我怕黑。”
洛璃的心脏像是被人狠狠揪了一把。
她伸出手指,动作轻得不能再轻,在那小丫头的脑袋上虚点了一下。
“不怕。”洛璃咧嘴一笑,露出一口大白牙,努力让自己看起来不像个来打劫的土匪,而像个来接孩子放学的家长,“咱们不光接你,还带保镖呢。谁敢拦路,姐姐就让他变渣渣。

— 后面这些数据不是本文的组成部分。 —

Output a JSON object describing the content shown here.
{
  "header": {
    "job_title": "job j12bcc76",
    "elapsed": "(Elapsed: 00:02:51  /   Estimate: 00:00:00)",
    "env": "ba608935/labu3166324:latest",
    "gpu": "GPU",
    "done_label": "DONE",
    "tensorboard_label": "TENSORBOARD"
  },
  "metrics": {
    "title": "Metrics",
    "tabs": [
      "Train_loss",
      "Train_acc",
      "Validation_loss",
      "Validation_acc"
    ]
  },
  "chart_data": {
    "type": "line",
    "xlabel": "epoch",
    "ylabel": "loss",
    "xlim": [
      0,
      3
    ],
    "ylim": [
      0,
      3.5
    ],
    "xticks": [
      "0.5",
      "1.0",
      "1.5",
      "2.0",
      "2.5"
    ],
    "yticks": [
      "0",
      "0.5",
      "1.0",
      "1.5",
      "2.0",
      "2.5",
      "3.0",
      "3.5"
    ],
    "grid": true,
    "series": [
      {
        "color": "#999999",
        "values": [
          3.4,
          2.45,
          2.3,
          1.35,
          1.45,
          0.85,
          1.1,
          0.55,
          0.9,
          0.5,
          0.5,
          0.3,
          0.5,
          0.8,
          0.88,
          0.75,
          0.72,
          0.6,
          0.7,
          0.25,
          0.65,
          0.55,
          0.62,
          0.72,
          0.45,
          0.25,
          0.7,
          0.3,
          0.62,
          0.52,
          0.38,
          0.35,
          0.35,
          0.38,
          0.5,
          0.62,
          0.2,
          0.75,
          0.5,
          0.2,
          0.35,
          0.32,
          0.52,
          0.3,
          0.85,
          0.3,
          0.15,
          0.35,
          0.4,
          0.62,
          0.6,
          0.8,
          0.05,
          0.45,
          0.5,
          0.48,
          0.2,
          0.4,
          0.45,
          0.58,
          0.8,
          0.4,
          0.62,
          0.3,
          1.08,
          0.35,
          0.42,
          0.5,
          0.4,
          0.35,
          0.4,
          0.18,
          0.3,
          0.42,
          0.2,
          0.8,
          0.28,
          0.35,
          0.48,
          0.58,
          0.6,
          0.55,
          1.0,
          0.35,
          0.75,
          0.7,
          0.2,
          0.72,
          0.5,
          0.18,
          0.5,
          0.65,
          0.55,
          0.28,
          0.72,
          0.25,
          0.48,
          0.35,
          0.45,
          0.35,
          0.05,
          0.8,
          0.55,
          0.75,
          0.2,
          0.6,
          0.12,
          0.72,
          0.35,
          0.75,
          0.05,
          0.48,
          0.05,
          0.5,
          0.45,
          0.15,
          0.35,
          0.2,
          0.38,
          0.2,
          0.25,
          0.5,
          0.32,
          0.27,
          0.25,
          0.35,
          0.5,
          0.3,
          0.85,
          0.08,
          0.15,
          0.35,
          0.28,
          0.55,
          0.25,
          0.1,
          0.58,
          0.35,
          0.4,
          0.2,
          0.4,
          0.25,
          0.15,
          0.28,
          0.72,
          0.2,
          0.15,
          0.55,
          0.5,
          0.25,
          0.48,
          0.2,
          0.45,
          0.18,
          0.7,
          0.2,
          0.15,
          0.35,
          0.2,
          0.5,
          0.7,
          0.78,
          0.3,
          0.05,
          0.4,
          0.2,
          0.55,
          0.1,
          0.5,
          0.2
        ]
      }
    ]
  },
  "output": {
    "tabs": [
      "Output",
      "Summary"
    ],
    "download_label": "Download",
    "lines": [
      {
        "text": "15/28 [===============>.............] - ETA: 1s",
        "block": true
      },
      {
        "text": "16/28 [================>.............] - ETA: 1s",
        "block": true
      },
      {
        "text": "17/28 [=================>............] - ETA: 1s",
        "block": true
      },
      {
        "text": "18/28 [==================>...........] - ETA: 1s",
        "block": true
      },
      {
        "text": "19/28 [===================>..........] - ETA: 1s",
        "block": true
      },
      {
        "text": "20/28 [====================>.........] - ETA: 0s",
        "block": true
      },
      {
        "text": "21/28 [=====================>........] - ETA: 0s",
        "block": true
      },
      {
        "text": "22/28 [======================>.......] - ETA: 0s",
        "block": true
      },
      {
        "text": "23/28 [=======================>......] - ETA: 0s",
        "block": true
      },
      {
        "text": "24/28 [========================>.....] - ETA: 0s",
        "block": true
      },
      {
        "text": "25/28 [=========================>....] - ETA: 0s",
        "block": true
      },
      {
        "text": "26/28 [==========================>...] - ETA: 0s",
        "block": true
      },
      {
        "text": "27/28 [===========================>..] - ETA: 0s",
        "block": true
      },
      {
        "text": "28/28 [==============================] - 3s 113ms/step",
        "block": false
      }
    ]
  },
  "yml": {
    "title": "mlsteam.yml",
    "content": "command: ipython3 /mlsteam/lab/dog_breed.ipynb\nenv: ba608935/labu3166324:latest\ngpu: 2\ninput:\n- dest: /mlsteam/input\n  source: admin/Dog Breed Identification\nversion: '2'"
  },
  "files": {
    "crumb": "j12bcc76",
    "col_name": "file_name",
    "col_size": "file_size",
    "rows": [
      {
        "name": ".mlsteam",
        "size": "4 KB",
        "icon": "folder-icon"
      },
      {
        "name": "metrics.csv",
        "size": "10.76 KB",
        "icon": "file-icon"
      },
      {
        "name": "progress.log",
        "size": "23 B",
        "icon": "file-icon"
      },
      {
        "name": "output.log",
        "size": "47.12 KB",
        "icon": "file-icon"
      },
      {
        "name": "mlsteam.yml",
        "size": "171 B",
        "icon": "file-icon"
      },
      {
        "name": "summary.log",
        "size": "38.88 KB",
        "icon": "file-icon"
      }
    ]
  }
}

”
这一声回家,就像是个信号。
整个展厅沸腾了。
正中央那幅长达几米的《女史箴图》画卷无风自动,卷轴滚动的声音像是春蚕吐丝。
画上的仕女们原本只是平面的线条,此刻却一个个丰满起来,裙摆摇曳,竟然真的从那泛黄的绢帛上走了下来。
她们没有说话,只是对着东方的方向,盈盈下拜。
那一拜,跨越了千年,道尽了沧桑。
角落里,那些从敦煌墙壁上被生生剥离下来的壁画残片开始发光。
飞天神女手中的琵琶不再是哑的,一声声清越的乐音在展厅里回荡,金色的光点如同萤火虫般飞舞,将原本昏暗阴森的展厅照得通透辉煌。
最令人动容的,是那一排辽代的三彩罗汉像。
他们有的失去了手臂,有的面部斑驳。
但在这一刻,那泥塑的身躯里透出了实质般的佛光。
那不是寺庙里受人跪拜的高高在上,而是一种看到游子归家的慈悲与欣慰。
一位罗汉像的眼角,竟滑落了一滴泥黄色的眼泪。
“都在呢,都活着呢。”洛璃大手一挥,擦了一把眼泪,“都带走,不管大的小的,好的坏的,统统带走!”
这一声令下,那帮杀才终于动了。
戚家军的士兵们收起了手中饮血的战刀和狼筅。
他们那双习惯了握兵器杀人的粗糙大手,此刻竟然变得比绣花姑娘还要灵巧。
一名身形魁梧的把总,小心翼翼地捧起那只汝窑葵花洗。
他身上的煞气自动收敛,甚至害怕自己身上的甲片太硬刮花了瓷器,特意从怀里掏出一块早就准备好的红绸布,仔仔细细地垫在下面。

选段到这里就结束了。